A big part of my work is helping people prepare for career-changing interviews. When we start, by far the most common self-criticism is “I have a tendency to waffle”. The instinctive response is to go for safety – to give direct answers and back them up with reasons.
Q: Do you think we should we scrap the Leadership Plus program?
A: Yes. It has turned promotion into a ‘tick-box’ exercise and made us slower at getting talented people through the ranks.

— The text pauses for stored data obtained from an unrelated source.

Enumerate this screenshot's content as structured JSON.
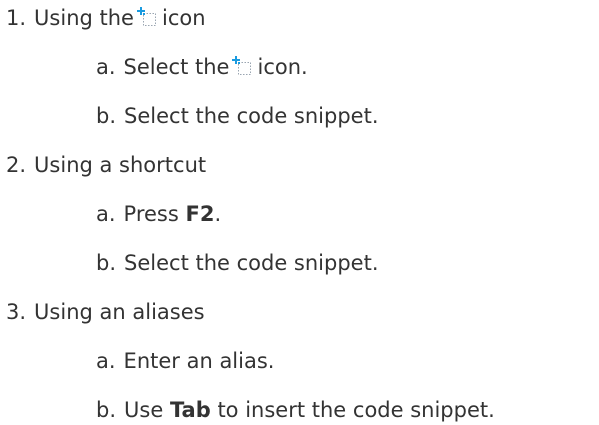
{
  "steps": [
    {
      "marker": "1.",
      "text_before": "Using the",
      "icon": "insert-snippet-icon",
      "text_after": "icon",
      "substeps": [
        {
          "marker": "a.",
          "text_before": "Select the",
          "icon": "insert-snippet-icon",
          "text_after": "icon."
        },
        {
          "marker": "b.",
          "text": "Select the code snippet."
        }
      ]
    },
    {
      "marker": "2.",
      "text": "Using a shortcut",
      "substeps": [
        {
          "marker": "a.",
          "text_before": "Press",
          "bold": "F2",
          "text_after": "."
        },
        {
          "marker": "b.",
          "text": "Select the code snippet."
        }
      ]
    },
    {
      "marker": "3.",
      "text": "Using an aliases",
      "substeps": [
        {
          "marker": "a.",
          "text": "Enter an alias."
        },
        {
          "marker": "b.",
          "text_before": "Use",
          "bold": "Tab",
          "text_after": "to insert the code snippet."
        }
      ]
    }
  ],
  "colors": {
    "text": "#333333",
    "icon_accent": "#1a9be0",
    "icon_frame": "#9aa5b1"
  }
}
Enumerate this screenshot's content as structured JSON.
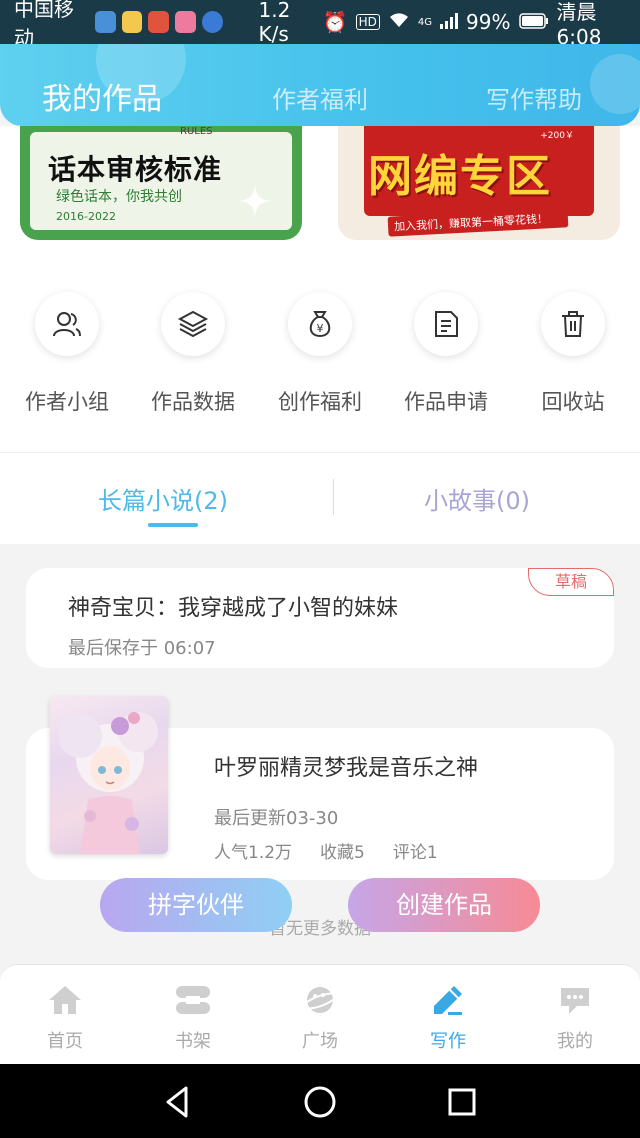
{
  "status_bar": {
    "carrier": "中国移动",
    "speed": "1.2 K/s",
    "hd": "HD",
    "net": "4G",
    "battery": "99%",
    "time": "清晨6:08"
  },
  "header": {
    "tabs": [
      {
        "label": "我的作品",
        "active": true
      },
      {
        "label": "作者福利",
        "active": false
      },
      {
        "label": "写作帮助",
        "active": false
      }
    ]
  },
  "banners": {
    "left": {
      "title": "话本审核标准",
      "sub": "绿色话本，你我共创",
      "year": "2016-2022",
      "tag": "RULES"
    },
    "right": {
      "title": "网编专区",
      "sub": "加入我们，赚取第一桶零花钱！",
      "amount": "+200￥"
    }
  },
  "quick_actions": [
    {
      "label": "作者小组",
      "icon": "users-icon"
    },
    {
      "label": "作品数据",
      "icon": "layers-icon"
    },
    {
      "label": "创作福利",
      "icon": "money-bag-icon"
    },
    {
      "label": "作品申请",
      "icon": "document-icon"
    },
    {
      "label": "回收站",
      "icon": "trash-icon"
    }
  ],
  "segment_tabs": [
    {
      "label": "长篇小说(2)",
      "active": true
    },
    {
      "label": "小故事(0)",
      "active": false
    }
  ],
  "works": [
    {
      "title": "神奇宝贝：我穿越成了小智的妹妹",
      "meta": "最后保存于 06:07",
      "badge": "草稿"
    },
    {
      "title": "叶罗丽精灵梦我是音乐之神",
      "meta": "最后更新03-30",
      "popularity": "人气1.2万",
      "favorites": "收藏5",
      "comments": "评论1"
    }
  ],
  "no_more": "暂无更多数据",
  "fabs": {
    "partner": "拼字伙伴",
    "create": "创建作品"
  },
  "bottom_nav": [
    {
      "label": "首页",
      "icon": "home-icon",
      "active": false
    },
    {
      "label": "书架",
      "icon": "bookshelf-icon",
      "active": false
    },
    {
      "label": "广场",
      "icon": "planet-icon",
      "active": false
    },
    {
      "label": "写作",
      "icon": "pen-icon",
      "active": true
    },
    {
      "label": "我的",
      "icon": "chat-bubble-icon",
      "active": false
    }
  ],
  "colors": {
    "accent": "#4db9e8",
    "header": "#45c1ec",
    "draft": "#e56b6b",
    "nav_active": "#3ba8e6"
  }
}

But we can do much, much better.
First, the answer needs illustrating to bring it to life. An example of the company losing someone talented due to bureaucratic delays, and the cost of that loss, from personal experience, has massive impact. Let’s build:
A: Yes. I lost Jane Smith, a superb technician with unique skills, because she transferred from France and her training credits did not carry over. It would have taken her two years to get promotion to a level at which she was already operating. She left. Leadership Plus has turned promotion into a ‘tick-box’ exercise and made us slower at getting talented people through the ranks.
Second, there is an implied follow-up question: what would you replace it with?
A (continued): We need a promotion scheme that is flexible and allows managers greater discretion over entry points, so candidates get training tailored to their needs.
Third, there is an implied counter question: why not just change the current system?
A (continued): Leadership Plus is tainted. Only a new scheme with a new name can build confidence among staff and managers that we are adopting a genuinely novel approach to career planning and promotions.
The whole thing takes 30 seconds to say and it is so much more than an answer and a reason. There is experience and connection with the issue, an idea for something new and an argument against reforming the old.
Wait for follow-up questions at your peril – they may not come. A full answer first time is the best approach. And it doesn’t have to mean waffle.